Taking a little peek ahead, tomorrow (the 24th) marks the 200th anniversary of the “BLADENSBURG RACES” as the Battle of Bladensburg was called at the time and then, the next day, the 25th, a sad day for the United States, when British forces burned our capital (1814). We’ll go into some detail on those on the appropriate days! A busy week with lots more to come! Have a great weekend!

“The pessimist complains about the wind; the optimist expects it to change, and the realist adjusts his sails!” William A. Ward

 Fair Winds!                 Old Salt

Friday, August 22, 2014

August 22 1851

On August 22, 1851, the United States built and sailed schooner “America” beat the best of England in a race ’round the Isle of Wight. Built in New York City by 5 members of the New York Yacht Club and designed by George Steers, the 100′ schooner represented a radical change in conventional design and construction. With Captain William Brown at the helm and a crew of 12, she sailed to Europe, beating everything she encountered en route. They outfitted and repainted the ship in France and then sailed to Cowes, the home of the Royal Yacht Squadron, on the Isle of Wight where the intended to challenge the best that England could offer. No takers! Finally, on 22 August, “America” joined 14 British sailing vessels in a race around the island and thoroughly thumped them all. She finished 22 minutes ahead of the English cutter “Aurora” and an hour before the 3rd place ship, the schooner “Bacchante.” When the American ship appeared, Queen Victoria, watching from the Royal Yacht, is said to have asked, “What is second?” An aide responded, “There is no second, your Majesty!” And so it has been. The prize was the so-called “100 Guinea Cup.” It was renamed the America’s Cup and was donated as a trophy to the New York Yacht Club to be raced for in perpetuity. The NYYC held it until 1983 when “Australia II” eclipsed  the American defender, “Liberty” off Newport RI.

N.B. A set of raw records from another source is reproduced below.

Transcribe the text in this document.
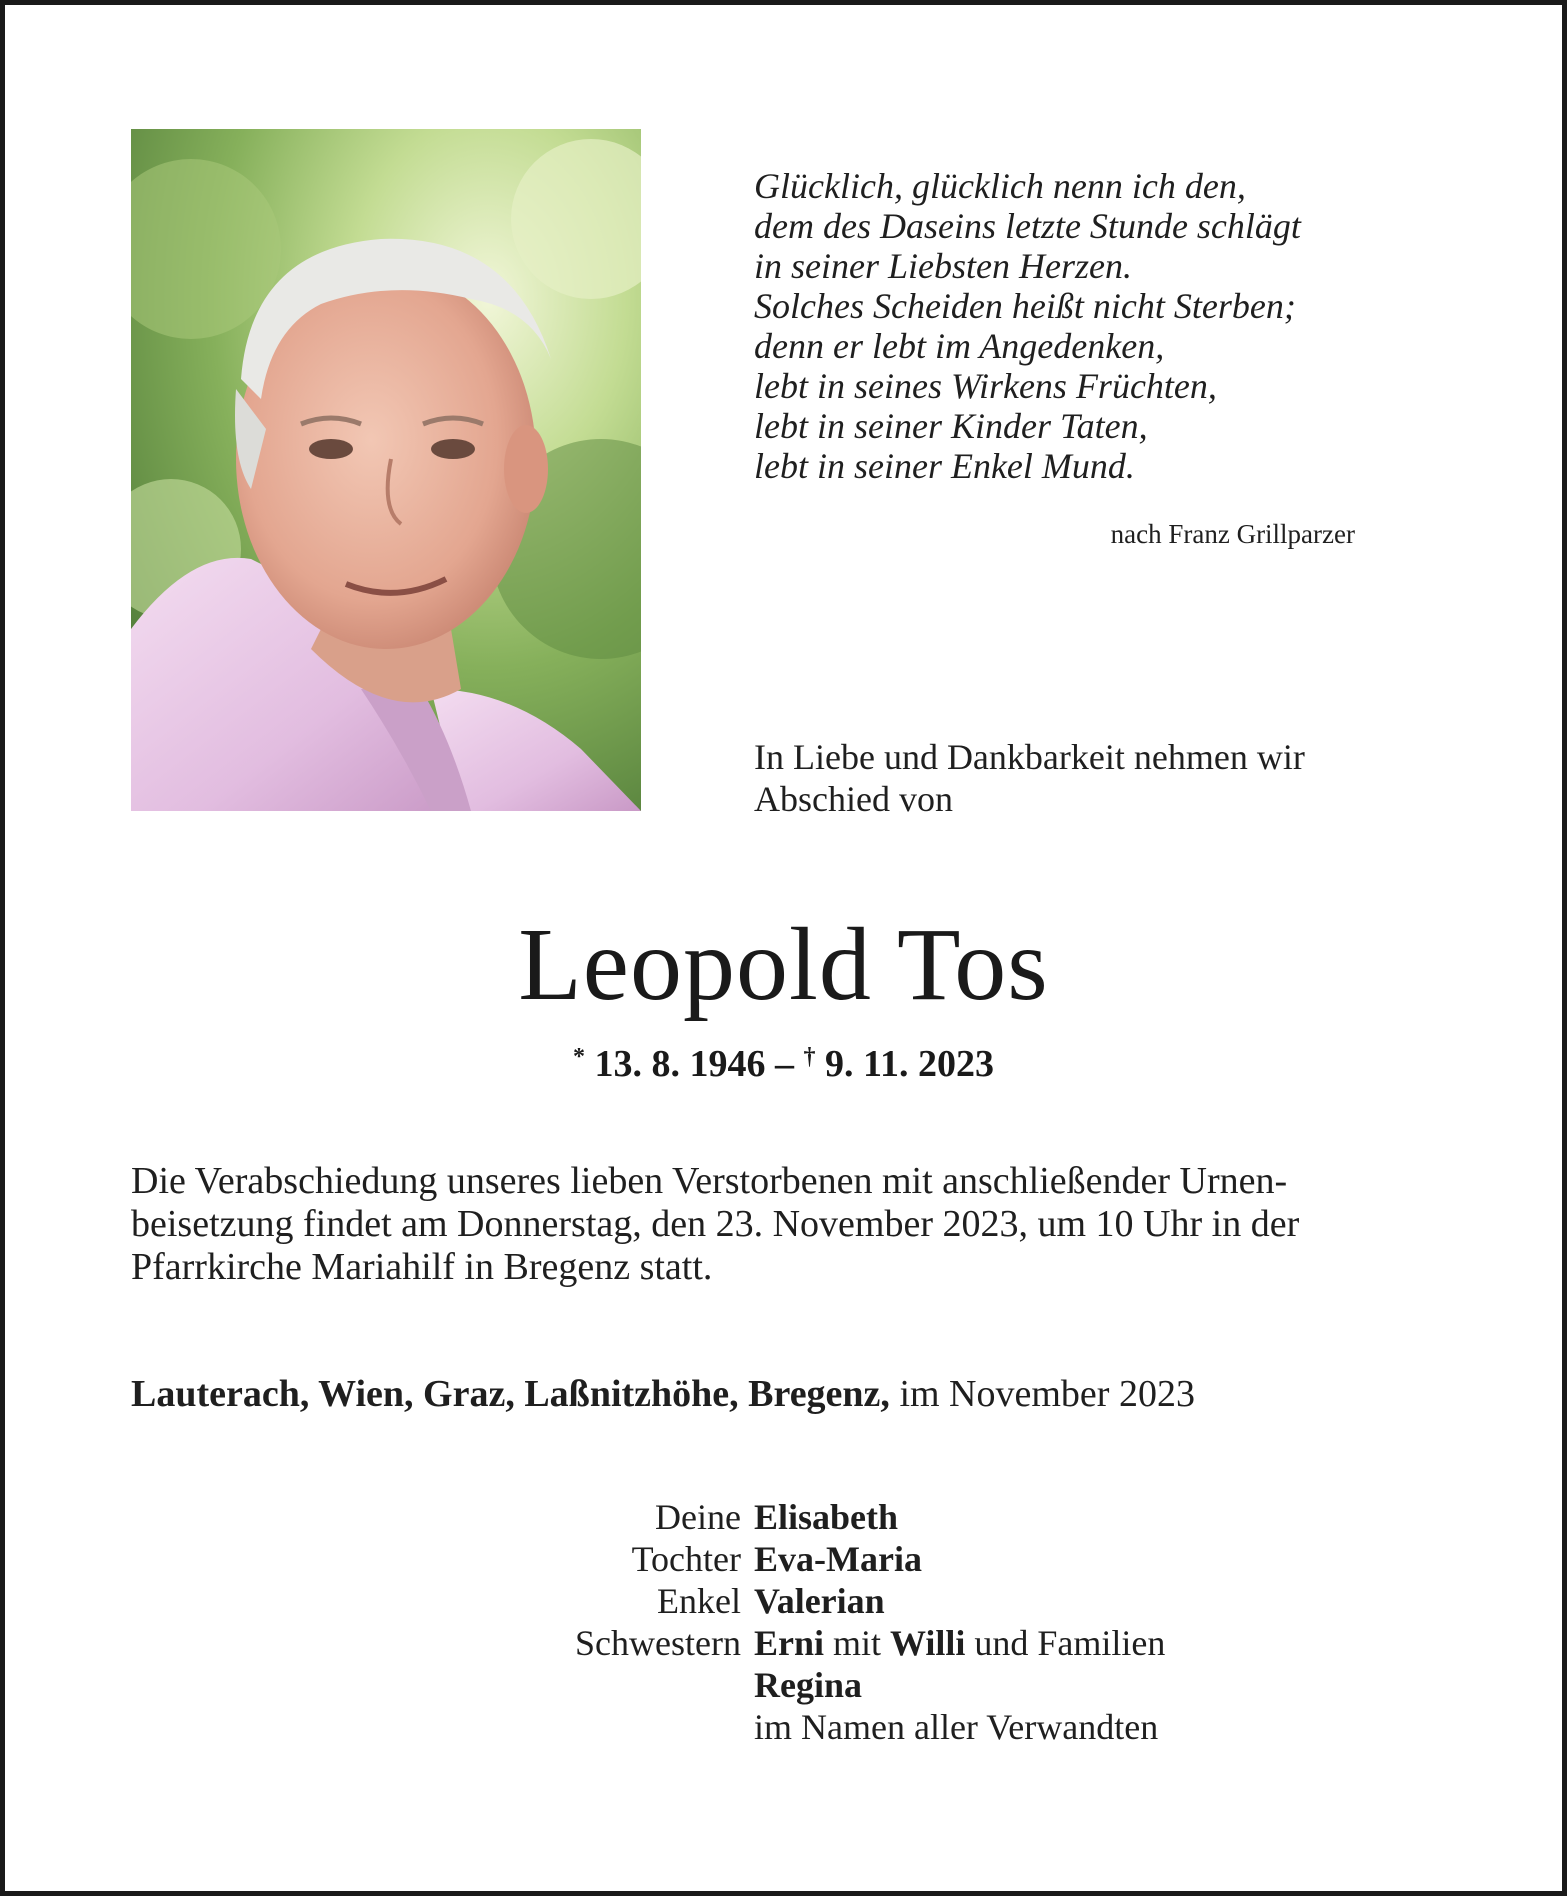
Glücklich, glücklich nenn ich den,
dem des Daseins letzte Stunde schlägt
in seiner Liebsten Herzen.
Solches Scheiden heißt nicht Sterben;
denn er lebt im Angedenken,
lebt in seines Wirkens Früchten,
lebt in seiner Kinder Taten,
lebt in seiner Enkel Mund.
nach Franz Grillparzer
In Liebe und Dankbarkeit nehmen wir
Abschied von
Leopold Tos
* 13. 8. 1946 – † 9. 11. 2023
Die Verabschiedung unseres lieben Verstorbenen mit anschließender Urnen-
beisetzung findet am Donnerstag, den 23. November 2023, um 10 Uhr in der
Pfarrkirche Mariahilf in Bregenz statt.
Lauterach, Wien, Graz, Laßnitzhöhe, Bregenz, im November 2023
Deine Elisabeth
Tochter Eva-Maria
Enkel Valerian
Schwestern Erni mit Willi und Familien
Regina
im Namen aller Verwandten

The schooner lived a checkered life thereafter doing service as a Confederate raider, U.S. blockade ship, and training ship. In private ownership, she fell into disrepair and has been broken up.

“Live in the sunshine, swim in the sea, and drink in the wild air!” Ralph Waldo Emerson

                                                            Fair Winds!       Old Salt

Thursday, August 21, 2014

Welcome to Maritime Maunder

Welcome to

Here we will be putting up articles, historical and current, of interest to the maritime world, as well as of general historical significance to anyone. But first, let’s have an English lesson!

From the Oxford English Dictionary: MARITIME: Adj. 1. living or found near the sea. 2. Of a fighting force: intended for service at sea. 3. Connected with the sea in relation to navigation, commerce, etc. 4. Of, pertaining to, arising from, or existing in the sea.

MAUNDER: v. 1. grumble, mutter, growl. 2.Move or act in a dreamy, idle, or inconsequential manner, dawdle. Fritter away (one’s time, life. etc.) 3. Say something in a dreamy and rambling manner.

OK? got the idea? Now you should have some inkling of where this blog is going. Mostly inconsequential but, hopefully, often of interest to those of us who have an fondness for the sea, things nautical, old stuff, and historical happenings. I might also recommend books to read and enjoy. That’s for now. I reserve the right to add, delete, multiply, divide, bend, staple, fold, spindle, or otherwise mutilate anything contained herein!
I hope you will check in from time to time and see what pithy (no, I don’t have a lisp!) remarks I might add – always with a focus on things maritime.